Vu la procédure suivante :
Procédure contentieuse antérieure :
M. D... A... a demandé au tribunal administratif de Nancy, d'une part, d'annuler la décision du 1er octobre 2015 par laquelle la commune de Thaon-les-Vosges a implicitement rejeté sa demande indemnitaire, d'autre part, de condamner cette commune à lui verser les sommes de 22 734,99 euros au titre de son préjudice financier, de 8 000 euros au titre de son préjudice moral, et de 5 000 euros au titre d'une perte de ses droits à la retraite.
Par un jugement n° 1600215 du 20 juin 2017, le tribunal administratif de Nancy a rejeté sa demande.
Procédure devant la cour :
Par une requête et un mémoire enregistrés les 26 juillet 2017 et 12 décembre 2017, M. A..., représenté par Me C..., demande à la cour :
1°) d'annuler le jugement du tribunal administratif de Nancy du 20 juin 2017 ;
2°) d'annuler la décision implicite de rejet du 1er octobre 2015 ;
3°) de condamner la commune de Thaon-les-Vosges à lui verser les sommes de 22 734,99 euros au titre de son préjudice financier, de 8 000 euros au titre de son préjudice moral et de 5 000 euros au titre d'une perte de ses droits à la retraite ;
4°) de mettre à la charge de la commune de Thaon-les-Vosges le versement de la somme de 3 000 euros sur le fondement de l'article L. 761-1 du code de justice administrative.
Il soutient que :
- la responsabilité délictuelle de la commune est engagée ;
- la commune n'a pas respecté toutes les conditions financières prévues lors de son détachement auprès de la société Lyonnaise des Eaux ;
- la convention de détachement se réfère à l'article 14 du contrat d'exploitation de la station d'épuration qui prévoit un salaire majoré de 15 % et non de 5 % ;
- la majoration de 15 % du salaire annuel net lui a été versée uniquement de juillet 2007 à mars 2008 ;
- la commune n'a jamais communiqué à la société Lyonnaise des Eaux les éléments permettant de lui faire bénéficier de la majoration de salaire de 15 puis 20 %.
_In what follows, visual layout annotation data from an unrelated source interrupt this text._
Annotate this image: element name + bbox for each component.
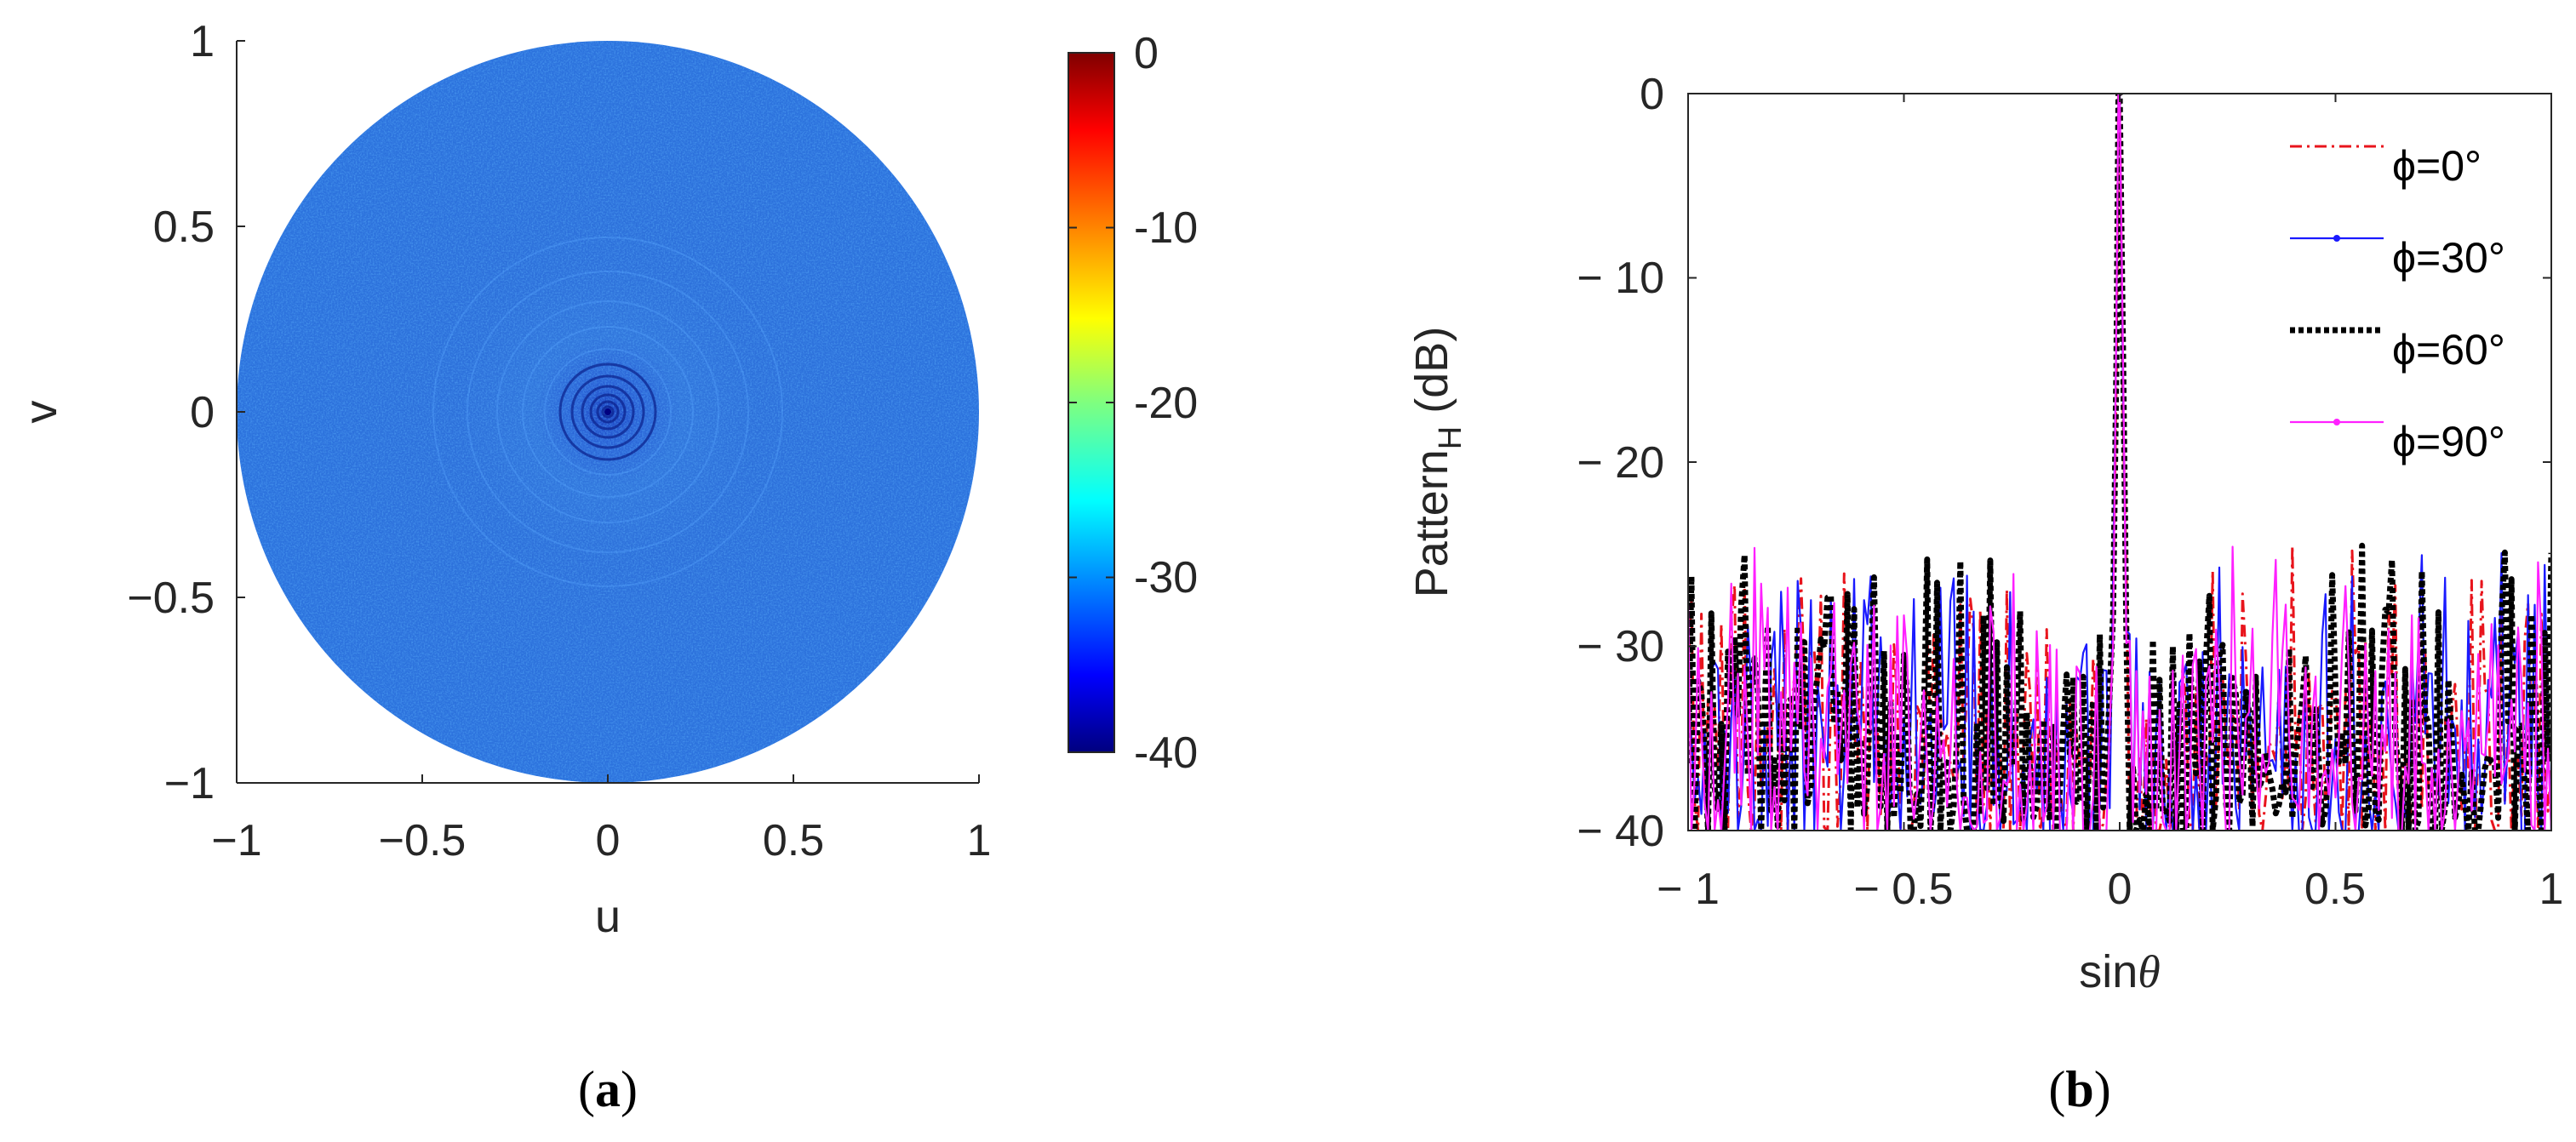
y-tick-label: − 20 [1577, 438, 1664, 488]
x-tick-label: 1 [2539, 865, 2564, 914]
y-tick-label: 0 [1640, 70, 1664, 119]
x-tick-label: − 1 [1657, 865, 1720, 914]
heatmap-ring [544, 348, 672, 476]
x-tick-label: −1 [211, 816, 261, 865]
uv-heatmap-disk [237, 41, 979, 783]
heatmap-ring [467, 271, 749, 553]
series-line [1688, 94, 2551, 831]
y-tick-label: 0 [190, 388, 215, 437]
colorbar-tick-label: -40 [1134, 728, 1198, 778]
heatmap-ring [522, 326, 694, 498]
panel-label-b: (b) [2048, 1061, 2110, 1117]
panel-label-a: (a) [578, 1061, 638, 1117]
legend-label: ϕ=30° [2392, 234, 2505, 282]
x-tick-label: 0 [596, 816, 621, 865]
y-tick-label: − 10 [1577, 254, 1664, 303]
x-axis-label: u [595, 891, 621, 942]
legend-marker [2333, 235, 2340, 242]
x-tick-label: 1 [967, 816, 992, 865]
pattern-axes [1687, 93, 2552, 831]
colorbar-tick-label: -20 [1134, 379, 1198, 428]
y-tick-label: −1 [164, 759, 215, 808]
colorbar-tick-label: -30 [1134, 553, 1198, 602]
heatmap-ring [601, 405, 615, 419]
heatmap-peak [604, 408, 611, 415]
heatmap-panel: −1 −0.5 0 0.5 1 1 0.5 0 −0.5 −1 u v 0 -1… [15, 17, 1198, 1117]
y-tick-label: 1 [190, 17, 215, 66]
heatmap-ring [596, 400, 620, 424]
colorbar: 0 -10 -20 -30 -40 [1068, 29, 1198, 778]
x-tick-label: 0 [2108, 865, 2132, 914]
heatmap-ring [558, 363, 657, 461]
heatmap-axes [236, 40, 980, 784]
heatmap-ring [570, 374, 645, 449]
x-tick-label: 0.5 [763, 816, 824, 865]
y-tick-label: −0.5 [127, 574, 215, 623]
series-line [1688, 94, 2551, 831]
x-tick-label: − 0.5 [1853, 865, 1953, 914]
colorbar-tick-label: -10 [1134, 203, 1198, 253]
legend: ϕ=0° ϕ=30° ϕ=60° ϕ=90° [2290, 142, 2505, 465]
heatmap-ring [589, 393, 627, 431]
x-tick-label: 0.5 [2304, 865, 2366, 914]
y-tick-label: − 40 [1577, 807, 1664, 856]
legend-label: ϕ=0° [2392, 142, 2482, 190]
y-axis-label: PatternH (dB) [1406, 327, 1468, 598]
y-tick-label: 0.5 [153, 203, 215, 252]
x-axis-label: sinθ [2079, 946, 2161, 997]
heatmap-ring [432, 237, 783, 587]
heatmap-ring [496, 300, 719, 523]
y-tick-label: − 30 [1577, 622, 1664, 671]
heatmap-ring [581, 385, 635, 439]
legend-marker [2333, 419, 2340, 425]
legend-label: ϕ=60° [2392, 326, 2505, 374]
pattern-panel: − 1 − 0.5 0 0.5 1 0 − 10 − 20 − 30 − 40 … [1406, 70, 2563, 1117]
colorbar-tick-label: 0 [1134, 29, 1159, 78]
x-tick-label: −0.5 [379, 816, 467, 865]
y-axis-label: v [15, 401, 66, 424]
legend-label: ϕ=90° [2392, 418, 2505, 465]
Par des mémoires en défense enregistrés les 28 septembre 2017 et 26 janvier 2018, la commune de Capavenir Vosges, anciennement commune de Thaon-les-Vosges, représentée par Me B..., conclut au rejet de la requête et à ce qu'une somme de 1 500 euros soit mise à la charge de M. A... sur le fondement de l'article L. 761-1 du code de justice administrative;
Elle soutient que :
- le requérant n'a pas contesté les trois arrêtés de détachement ;
- la commune n'étant pas partie au contrat d'exploitation conclu entre le syndicat intercommunal d'assainissement et la Lyonnaise des eaux, ses stipulations ne lui sont pas opposables ;
- l'article 14 du contrat d'exploitation ne prévoit pas une augmentation de la rémunération de 15 %., et la convention de détachement du 12 juillet 2007 ne renvoie à l'article 14 que pour l'intégration en position de détachement ;
- M. A... ne peut faire état d'aucun préjudice ;
- la circonstance que M. A... ait perçu, par erreur, une rémunération supérieure à celle mentionnée par la convention du 12 juillet 2007 est sans incidence.
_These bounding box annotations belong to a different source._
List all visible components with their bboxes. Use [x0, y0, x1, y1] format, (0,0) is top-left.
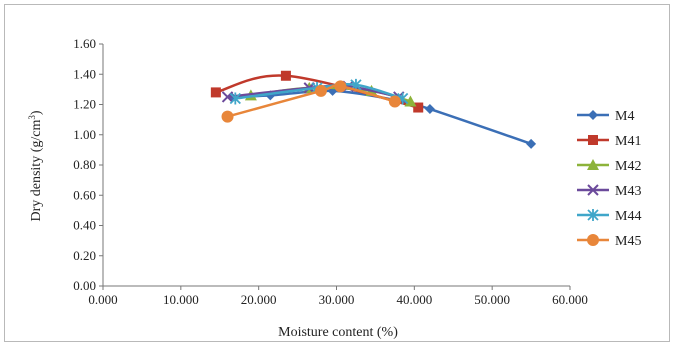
y-tick-label: 1.20	[73, 97, 96, 112]
x-tick-label: 20.000	[241, 292, 277, 307]
series-line-M4	[231, 89, 532, 146]
y-tick-label: 0.80	[73, 157, 96, 172]
legend-item-M42: M42	[577, 159, 641, 174]
y-axis-label: Dry density (g/cm3)	[27, 110, 44, 221]
data-point-M45	[221, 110, 234, 123]
y-tick-label: 0.00	[73, 278, 96, 293]
data-point-M42	[404, 95, 417, 107]
data-point-M45	[314, 84, 327, 97]
legend-label: M41	[615, 134, 641, 149]
data-point-M45	[334, 80, 347, 93]
legend-item-M44: M44	[577, 209, 641, 224]
y-tick-label: 0.60	[73, 187, 96, 202]
x-tick-label: 50.000	[474, 292, 510, 307]
y-tick-label: 1.60	[73, 36, 96, 51]
legend-label: M42	[615, 159, 641, 174]
legend-label: M45	[615, 234, 641, 249]
x-tick-label: 40.000	[396, 292, 432, 307]
data-point-M41	[210, 87, 221, 98]
series-line-M45	[227, 84, 396, 118]
legend-label: M44	[615, 209, 641, 224]
legend-marker	[587, 209, 599, 221]
legend-item-M43: M43	[577, 184, 641, 199]
legend-item-M41: M41	[577, 134, 641, 149]
data-point-M41	[413, 102, 424, 113]
series-M4	[226, 85, 537, 149]
legend-label: M4	[615, 109, 634, 124]
legend-marker	[587, 159, 599, 170]
legend-marker	[588, 110, 598, 120]
x-tick-label: 0.000	[88, 292, 117, 307]
x-tick-label: 60.000	[552, 292, 588, 307]
y-tick-label: 0.40	[73, 218, 96, 233]
data-point-M4	[526, 138, 537, 149]
x-axis-label: Moisture content (%)	[278, 325, 398, 340]
x-tick-label: 30.000	[319, 292, 355, 307]
y-tick-label: 1.00	[73, 127, 96, 142]
data-point-M44	[229, 92, 241, 105]
legend-marker	[588, 135, 598, 145]
data-point-M45	[388, 95, 401, 108]
series-M45	[221, 80, 401, 123]
legend-item-M45: M45	[577, 234, 641, 249]
data-point-M4	[424, 104, 435, 115]
y-tick-label: 0.20	[73, 248, 96, 263]
legend-item-M4: M4	[577, 109, 634, 124]
x-tick-label: 10.000	[163, 292, 199, 307]
legend-label: M43	[615, 184, 641, 199]
y-tick-label: 1.40	[73, 66, 96, 81]
data-point-M41	[280, 70, 291, 81]
legend-marker	[587, 234, 599, 246]
legend-marker	[587, 184, 599, 196]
Vu les autres pièces du dossier.
Vu :
- la loi n° 84-53 du 26 janvier 1984 ;
- le décret n° 86-88 du 13 janvier 1986 ;
- le code de justice administrative.
Les parties ont été régulièrement averties du jour de l'audience.
Ont été entendus au cours de l'audience publique :
- le rapport de Mme Steinmetz-Schies, président,
- les conclusions de Mme Kohler, rapporteur public,
- et les observations de Me B..., représentant la commune de Capavenir Vosges.
Considérant ce qui suit :
1. La commune de Thaon-les-Vosges a confié au syndicat intercommunal d'assainissement (SIA) de Thaon-Igney-Girmont la gestion de sa station d'épuration. Par contrat du 2 juillet 2007, le SIA a confié l'exploitation de cette station d'épuration à la société Lyonnaise des Eaux. M. A..., agent technique principal de 2ème classe de la commune, en poste à la station d'épuration depuis 1999, a alors été placé en position de détachement auprès de la société exploitante, dans le cadre d'une convention du 12 juillet 2007, plusieurs fois renouvelée. Il a ainsi fait l'objet d'arrêtés de détachement les 11 juillet 2007, 25 mars 2013 et 31 décembre 2013. S'estimant lésé par le niveau de la rémunération qui lui a été versée pendant la durée de son détachement auprès de la Lyonnaise des Eaux, il a saisi la commune de Thaon-les-Vosges, le 29 septembre 2015 d'une demande préalable tendant au versement d'une somme totale de 35 734,99 euros qui a été implicitement rejetée. M. A... relève appel du jugement par lequel le tribunal administratif de Nancy a rejeté sa demande tendant à la condamnation de la commune à lui verser les sommes de 22 734,99 euros au titre de son préjudice financier, 8 000 euros au titre de son préjudice moral et 5 000 euros au titre de la perte de droits à la retraite.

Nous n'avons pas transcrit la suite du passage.